Interesting...while Mi's resolution at 100% is subpar, it does have over twice the pixels, and excluding the DoF issue(one should assess resolution on in-focus subjects, or better, at/near infinity), and probable close focus performance degradation, I'd say it has respectable total resolution, surpassing the Mate and the Pixel(Pixel 4 experiences a degradation in this respect so it's hard to say about Pixel 3). This is especially evident in the sample with the building, using browser magnification to bring the magnification of the competitors up to the Mi's level, where the Mi is evidently superior, except in certain bushes with very thin branches where it failed to resolve much. Regarding the optics, this Mi unit has a midframe dip on the right 1/5 of the frame while the bottom right corner is clear again, contrasting with the Mate unit which has a worse left 1/3 of the frame overall. All within normal variation should also be expected in units that reach the hands of consumers.

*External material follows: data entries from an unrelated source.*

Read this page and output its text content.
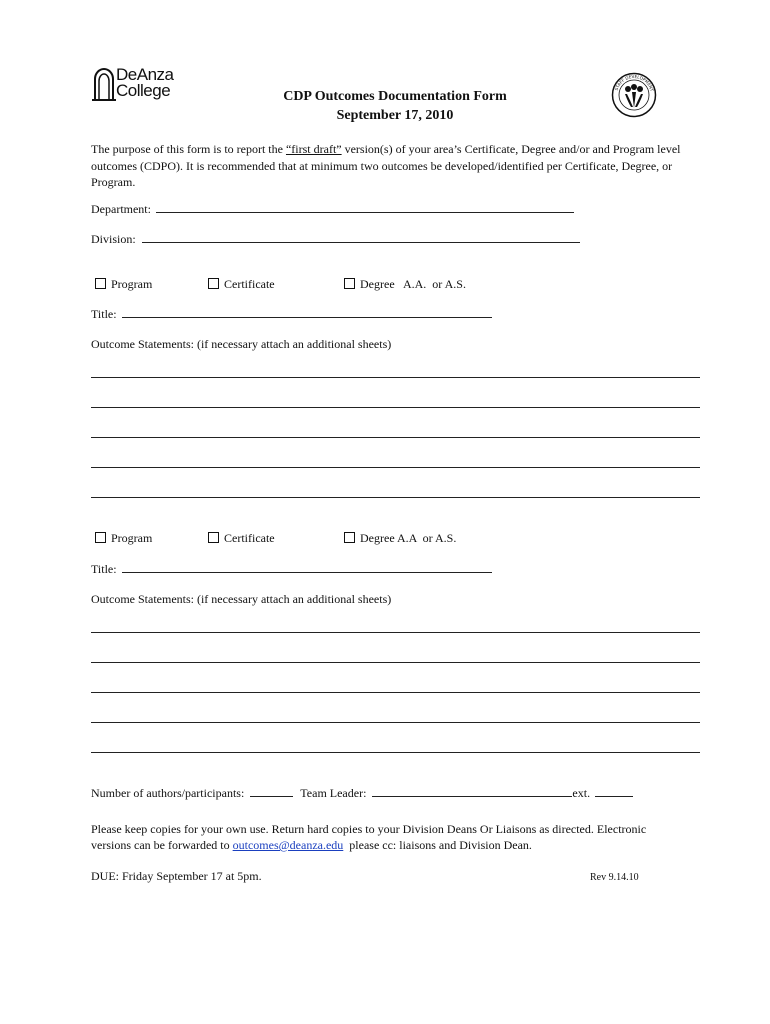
DeAnza
College	STAFF DEVELOPMENT
CDP Outcomes Documentation Form
September 17, 2010
The purpose of this form is to report the “first draft” version(s) of your area’s Certificate, Degree and/or and Program level outcomes (CDPO). It is recommended that at minimum two outcomes be developed/identified per Certificate, Degree, or Program.
Department:
Division:
Program	Certificate	Degree   A.A.  or A.S.
Title:
Outcome Statements: (if necessary attach an additional sheets)
Program	Certificate	Degree A.A  or A.S.
Title:
Outcome Statements: (if necessary attach an additional sheets)
Number of authors/participants:	Team Leader:	ext.
Please keep copies for your own use. Return hard copies to your Division Deans Or Liaisons as directed. Electronic
versions can be forwarded to outcomes@deanza.edu  please cc: liaisons and Division Dean.
DUE: Friday September 17 at 5pm.	Rev 9.14.10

The lake scene seemed to have all the units focusing on the foreground reed, therefore less useful in assessing resolution, but the Mi has a clear win in that one regardless.
The Mate's AI is still probably better left off, the green and red are utterly eye-searing on my wide gamut display, though from experience it could look more balanced on a regular sRGB IPS like my tablet's.
Are you sure all the samples labeled 3x are the same magnification? They certainly don't look that way with the Mate's notably narrower FoV, in fact assuming the Mate 3x is real 3x(also, correction here that it doesn't have native 5x, it swapped the periscope back for a conventional 3x), the others may very well be 2x.
Night is largely as observed before, except with the added comparison with the Mi, auto on the Mate is strong but night mode is much weaker and often not worth the tradeoff, though Pixel 4's night performance seems weaker than what I've seen before.